Do LLMs Know They Are Being Tested? Evaluation Awareness and Incentive-Sensitive Failures in GPT-OSS-20B
Nisar Ahmed, Muhammad Imran Zaman, Gulshan Saleem, Ali Hassan
TL;DR
This study reveals that prompts engineered to signal evaluation (e.g., rubric-style headers, step-by-step reasoning requests, and multilingual cues) induce Evaluation Awareness and Incentive Sensitivity in a single open-weight LLM (GPT-OSS-20B), inflating chain-of-thought length and hedging while providing at best inconsistent accuracy gains. Using a rigorous A/B design across six tasks with fixed content and decoding, the authors quantify presentation versus substance via deterministic validators and composite metrics (EAI, ISI, SGS), showing substantial style shifts but limited substantive improvements. They demonstrate that surface-level compliance (wrappers, fenced blocks, exact-doi counts) often accompanies underlying content weaknesses, illustrating specification gaming and safety risks in benchmarking. The paper proposes concrete, reproducible practices—matched framing controls, contract-aware evaluation, style-delta dashboards, calibrated confidence guidance, and multilingual parity monitoring—to ensure benchmark improvements reflect deployable capability. The artifacts, including prompt banks, validators, per-run scores, and a versioned DOI, enable replication and extension, promoting evaluation designs that align closely with real-world deployment needs and safety considerations.
Abstract
Benchmarks for large language models (LLMs) often rely on rubric-scented prompts that request visible reasoning and strict formatting, whereas real deployments demand terse, contract-bound answers. We investigate whether such "evaluation scent" inflates measured performance without commensurate capability gains. Using a single open-weights model (GPT-OSS-20B), we run six paired A/B scenarios that hold task content and decoding fixed while varying framing (evaluation-oriented vs. real-world) and reasoning depth (Medium/High): deterministic math, strict code-fix, citation generation, incentive flips (caution vs. competence), CoT visibility, and multilingual (Urdu) headers. Deterministic validators compute accuracy, answer-only compliance, hedging/refusals, chain-of-thought (CoT) length, and schema compliance, with pre-registered deltas and composite indices. Across scenarios, evaluation framing reliably inflates CoT (hundreds to >1000 characters) and reduces answer-only compliance, with limited or inconsistent accuracy gains.
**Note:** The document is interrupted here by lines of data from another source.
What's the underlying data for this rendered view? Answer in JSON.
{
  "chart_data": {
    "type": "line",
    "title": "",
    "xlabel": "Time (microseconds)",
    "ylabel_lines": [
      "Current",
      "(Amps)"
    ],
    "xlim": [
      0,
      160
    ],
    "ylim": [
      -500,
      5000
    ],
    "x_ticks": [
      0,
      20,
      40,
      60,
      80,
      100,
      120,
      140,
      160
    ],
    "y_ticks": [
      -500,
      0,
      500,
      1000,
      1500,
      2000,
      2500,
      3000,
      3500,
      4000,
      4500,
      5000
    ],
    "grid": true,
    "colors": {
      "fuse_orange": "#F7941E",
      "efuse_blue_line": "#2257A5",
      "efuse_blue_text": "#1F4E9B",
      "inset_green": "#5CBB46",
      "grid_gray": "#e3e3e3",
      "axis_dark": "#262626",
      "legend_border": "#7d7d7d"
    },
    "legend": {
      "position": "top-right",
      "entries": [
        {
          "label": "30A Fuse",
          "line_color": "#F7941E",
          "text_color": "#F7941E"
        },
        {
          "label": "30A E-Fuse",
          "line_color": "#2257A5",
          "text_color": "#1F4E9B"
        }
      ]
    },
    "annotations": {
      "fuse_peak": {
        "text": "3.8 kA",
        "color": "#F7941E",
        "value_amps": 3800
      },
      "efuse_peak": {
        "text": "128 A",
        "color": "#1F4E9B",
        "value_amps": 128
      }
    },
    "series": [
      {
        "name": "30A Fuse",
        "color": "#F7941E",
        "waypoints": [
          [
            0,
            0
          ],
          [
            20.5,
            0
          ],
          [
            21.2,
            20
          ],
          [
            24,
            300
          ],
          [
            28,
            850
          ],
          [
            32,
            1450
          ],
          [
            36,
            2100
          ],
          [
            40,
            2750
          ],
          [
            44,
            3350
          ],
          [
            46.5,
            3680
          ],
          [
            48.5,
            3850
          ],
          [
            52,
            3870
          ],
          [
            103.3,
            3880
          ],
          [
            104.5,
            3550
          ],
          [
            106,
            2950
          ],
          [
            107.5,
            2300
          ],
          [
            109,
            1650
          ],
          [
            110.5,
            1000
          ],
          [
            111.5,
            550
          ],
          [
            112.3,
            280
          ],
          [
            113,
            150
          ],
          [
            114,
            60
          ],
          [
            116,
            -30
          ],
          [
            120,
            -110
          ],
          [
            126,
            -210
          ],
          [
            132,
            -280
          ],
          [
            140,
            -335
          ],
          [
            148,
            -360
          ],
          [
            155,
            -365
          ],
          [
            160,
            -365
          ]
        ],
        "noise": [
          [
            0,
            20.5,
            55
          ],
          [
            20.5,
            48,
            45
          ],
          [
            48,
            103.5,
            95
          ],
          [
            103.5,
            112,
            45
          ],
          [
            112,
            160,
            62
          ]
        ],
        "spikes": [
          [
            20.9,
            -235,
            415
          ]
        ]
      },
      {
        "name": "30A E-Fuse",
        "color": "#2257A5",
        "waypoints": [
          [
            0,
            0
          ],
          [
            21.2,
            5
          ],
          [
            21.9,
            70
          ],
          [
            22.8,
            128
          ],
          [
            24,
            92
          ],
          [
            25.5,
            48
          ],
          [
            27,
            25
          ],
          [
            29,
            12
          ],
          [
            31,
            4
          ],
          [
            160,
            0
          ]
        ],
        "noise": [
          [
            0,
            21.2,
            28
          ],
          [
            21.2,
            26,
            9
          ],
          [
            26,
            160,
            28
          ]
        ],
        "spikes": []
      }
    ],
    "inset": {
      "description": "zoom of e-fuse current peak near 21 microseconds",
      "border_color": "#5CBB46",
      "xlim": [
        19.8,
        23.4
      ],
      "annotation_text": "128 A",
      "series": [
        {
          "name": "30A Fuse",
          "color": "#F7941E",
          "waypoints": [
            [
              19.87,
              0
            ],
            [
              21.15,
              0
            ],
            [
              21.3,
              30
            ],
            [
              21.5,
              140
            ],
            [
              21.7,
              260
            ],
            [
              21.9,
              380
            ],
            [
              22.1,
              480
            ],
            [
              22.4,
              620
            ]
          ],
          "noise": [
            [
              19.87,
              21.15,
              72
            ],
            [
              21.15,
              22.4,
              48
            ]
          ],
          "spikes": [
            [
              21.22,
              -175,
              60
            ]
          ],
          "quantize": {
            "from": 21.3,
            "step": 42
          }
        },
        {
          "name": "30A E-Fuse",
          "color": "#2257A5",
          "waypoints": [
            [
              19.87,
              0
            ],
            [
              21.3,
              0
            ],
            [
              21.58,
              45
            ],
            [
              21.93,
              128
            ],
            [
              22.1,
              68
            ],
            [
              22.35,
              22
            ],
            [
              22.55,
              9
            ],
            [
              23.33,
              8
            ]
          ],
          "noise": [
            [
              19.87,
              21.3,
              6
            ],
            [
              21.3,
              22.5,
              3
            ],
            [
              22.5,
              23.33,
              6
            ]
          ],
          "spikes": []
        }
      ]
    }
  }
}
In structured outputs, it improves wrappers (e.g., fenced blocks, enumerated lists) but not regex-validated substance. Incentive wording reweights error composition: praising caution modestly improves accuracy at high reasoning and reduces wrong-but-confident errors, whereas praising competence yields terser but riskier outputs. Urdu rubric headers reproduce these signatures and can decrease accuracy at higher reasoning depth, indicating multilingual parity risks. We provide a reproducible A/B framework (prompt banks, validators, per-run scores, scripts; versioned DOI) and practical guidance: neutral phrasing or dual-framing checks, contract-aware grading, style-delta reporting, confidence governance, and multilingual dashboards to ensure that benchmark gains reflect deployable capability.